Assim, corrigindo estes erros e melhorando os métodos de medição das distâncias intergaláctica, Sandage e Mayall obtiveram H ≈ 180 Km/s Mpc-1 em 1952 e nos anos sessenta os valores obtidos por vários grupos oscilavam já entre H ≈ 50 Km/s Mpc-1 e H ≈ 100 Km/s Mpc-1. A estes valores correspondem já idades do Universo da ordem da dezena de milhares de milhões de anos, valores consistentes com as datações geológicas.
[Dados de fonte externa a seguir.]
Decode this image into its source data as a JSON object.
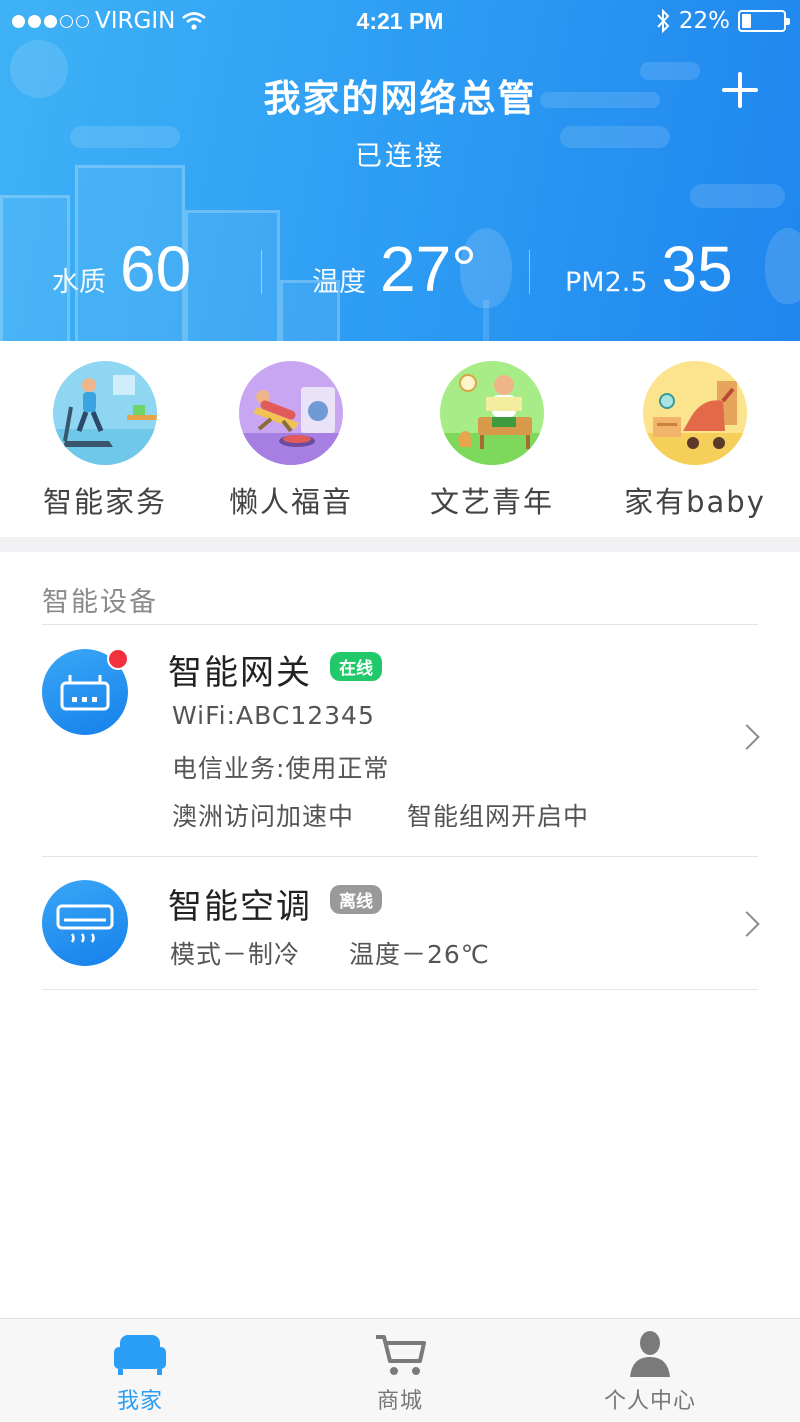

Actualmente, o valor de H, obtido por intermédio do telescópio espacial Hubble, é H ≈ 72 Km/s Mpc-1 ainda com uma incerteza de aproximadamente 10%. Temos portanto um notável casamento entre observações e teoria que significa um Universo em expansão.

Fred Hoyle
Fred Hoyle.

O modelo do Universo em expansão foi cunhado depreciativamente como o modelo do Hot Big-Bang, em 1957, por Fred Hoyle, um dos autores de um modelo alternativo, dito de Universo estacionário, que estava em voga nessa altura. A razão de ser para esta designação que, ironicamente, acabou por ser adoptada, leva-nos a considerar mais em detalhe as principais etapas da história térmica deste modelo que acabaram por lhe dar a primazia absoluta. Isso sucedeu finalmente quando em 1965 Penzias e Wilson detectaram de maneira inesperada a existência de uma radiação cósmica extremamente fria e isotrópica, o que constituiu o segundo marco observacional do modelo.